BABA TANRI OĞULU NASIL GÖRDÜ

Kutsal Kitap yıldızbilimcilerin, çobanların ve hatta meleklerin sevincinden söz eder ama Baba Tanrı’nın duygularından bahsetmez. Oğlunu dünyaya göndererek O’nun alçak gönüllü bir tutumla ve yücelikten yoksun bir biçimde “Dünyanın Kurtarıcısı” olmaya soyunması, bu zorlu, acılı ve ölümcül yolculuk, hem Baba hem de Oğul için birçok duyguyu taşımayı gerektirir. Kutsal Kitap birçok yerde Tanrı’nın duygularından söz eder. Yine de Oğul’un doğumundaki duygularını bilmeyiz.

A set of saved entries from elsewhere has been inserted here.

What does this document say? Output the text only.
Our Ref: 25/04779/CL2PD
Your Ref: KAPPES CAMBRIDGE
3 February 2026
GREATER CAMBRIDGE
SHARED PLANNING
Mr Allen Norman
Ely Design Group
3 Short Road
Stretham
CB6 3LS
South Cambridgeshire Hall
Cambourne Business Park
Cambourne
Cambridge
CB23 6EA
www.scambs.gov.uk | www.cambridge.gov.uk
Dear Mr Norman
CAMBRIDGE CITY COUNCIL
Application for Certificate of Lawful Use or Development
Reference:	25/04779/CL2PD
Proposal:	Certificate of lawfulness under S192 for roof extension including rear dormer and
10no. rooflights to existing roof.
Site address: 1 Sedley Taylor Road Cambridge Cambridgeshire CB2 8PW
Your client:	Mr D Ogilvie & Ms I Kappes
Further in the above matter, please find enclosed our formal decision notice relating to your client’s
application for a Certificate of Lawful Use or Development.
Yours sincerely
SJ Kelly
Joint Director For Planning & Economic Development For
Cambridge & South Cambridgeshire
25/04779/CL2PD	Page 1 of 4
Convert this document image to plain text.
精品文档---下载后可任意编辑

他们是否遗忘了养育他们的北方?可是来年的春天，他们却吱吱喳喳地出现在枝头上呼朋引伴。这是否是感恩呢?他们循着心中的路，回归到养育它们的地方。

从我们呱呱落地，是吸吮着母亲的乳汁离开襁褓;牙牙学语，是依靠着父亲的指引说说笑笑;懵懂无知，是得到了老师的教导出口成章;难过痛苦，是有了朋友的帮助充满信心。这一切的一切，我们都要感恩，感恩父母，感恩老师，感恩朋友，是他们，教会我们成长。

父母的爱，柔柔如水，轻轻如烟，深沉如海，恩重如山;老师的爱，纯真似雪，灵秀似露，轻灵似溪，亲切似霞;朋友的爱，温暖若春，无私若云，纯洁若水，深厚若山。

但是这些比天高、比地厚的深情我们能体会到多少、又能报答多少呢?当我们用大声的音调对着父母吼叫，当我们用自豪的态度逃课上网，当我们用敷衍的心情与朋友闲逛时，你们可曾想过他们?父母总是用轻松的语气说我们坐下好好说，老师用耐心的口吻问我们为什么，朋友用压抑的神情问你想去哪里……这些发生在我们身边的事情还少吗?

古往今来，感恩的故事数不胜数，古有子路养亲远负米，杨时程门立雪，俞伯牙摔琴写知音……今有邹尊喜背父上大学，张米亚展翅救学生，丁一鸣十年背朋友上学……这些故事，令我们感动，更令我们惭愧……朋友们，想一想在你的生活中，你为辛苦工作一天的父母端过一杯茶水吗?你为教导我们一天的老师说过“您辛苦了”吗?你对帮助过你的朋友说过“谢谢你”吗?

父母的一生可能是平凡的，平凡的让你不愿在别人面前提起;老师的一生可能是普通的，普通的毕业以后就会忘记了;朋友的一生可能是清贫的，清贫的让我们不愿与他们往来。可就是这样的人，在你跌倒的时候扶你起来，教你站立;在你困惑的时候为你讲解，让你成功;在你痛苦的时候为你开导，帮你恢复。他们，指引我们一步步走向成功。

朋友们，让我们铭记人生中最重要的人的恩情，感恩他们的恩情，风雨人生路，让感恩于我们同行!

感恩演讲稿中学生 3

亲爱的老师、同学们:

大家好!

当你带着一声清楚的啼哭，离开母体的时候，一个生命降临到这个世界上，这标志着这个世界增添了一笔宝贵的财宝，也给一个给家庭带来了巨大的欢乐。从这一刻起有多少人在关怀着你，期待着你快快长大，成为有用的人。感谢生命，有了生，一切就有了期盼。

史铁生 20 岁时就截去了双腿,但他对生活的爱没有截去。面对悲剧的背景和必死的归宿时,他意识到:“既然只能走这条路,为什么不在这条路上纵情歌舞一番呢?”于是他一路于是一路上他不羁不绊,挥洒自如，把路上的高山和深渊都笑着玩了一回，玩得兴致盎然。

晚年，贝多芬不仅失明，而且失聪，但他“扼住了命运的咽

Bir Baba için çocuğunun doğumunu görmek, onun yaşamda attığı adımları izlemek mutluluk vericidir. Detayları bilemesek de Baba Tanrı’nın da İsa’da maddeyi kuşanan Oğlunun bir anlamda yanında olmayı sürdürdüğünü anlıyoruz. Kutsal Ruh bunu bize iki cümleyle bildirir: “Çocuk büyüyor, güçleniyor ve bilgelikte yetkinleşiyordu. Tanrı’nın lütfu O’nun üzerindeydi” (Luka 2:40). İsa’nın her çocuk gibi karşılaştığı büyüme sıkıntılarında, insanlarla ilişkilerinde geçirdiği hiçbir aşama lütufkar Baba’nın gözlerinden kaçmamıştır.

“-Tamam gözünden kaçmadı ama nasıl hissediyordu? Örneğin arkadaşlarıyla oynarken yere düştüğünde mesela?
-İsa’nın beden almış olmasının getirdiği “mesafe”, Baba’nın İsa ile ilişkisi konusundaki detayların yazılmaması Baba ve Oğul’un duygusal alemlerinde neler olduğunu bilmeyi insan için olanaksız kılar. İnsanlar evlatları yürümeyi, koşmayı öğrenirken düştüklerinde içleri “cız ederek” yetişir onları kaldırır ve bazen çocukların acılarını hafifletmek için sarılırlar. Baba Tanrı gerçek bir insan olarak gelişen Oğlunun yanına koşmadı. O’nu dünyaya bıraktı.
-Dünya ne isterse İsa’ya yapsın diye mi?
– Hayır. Dünyanın acısını üzerinde taşıyacak Oğlunun her çocuk gibi büyümesine olanak tanımak için. Ayrıca acılarla pişerek ya da İncil diliyle ‘yetkinleşerek’ merhametli ve sadık başkahin olabilmesi için bıraktı.Büyük feryat ve gözyaşlarıyla Baba’ya dua etti. Acılar Oğul’a söz dinlemeyi öğretti (bkz. İbr. 5:7-9).”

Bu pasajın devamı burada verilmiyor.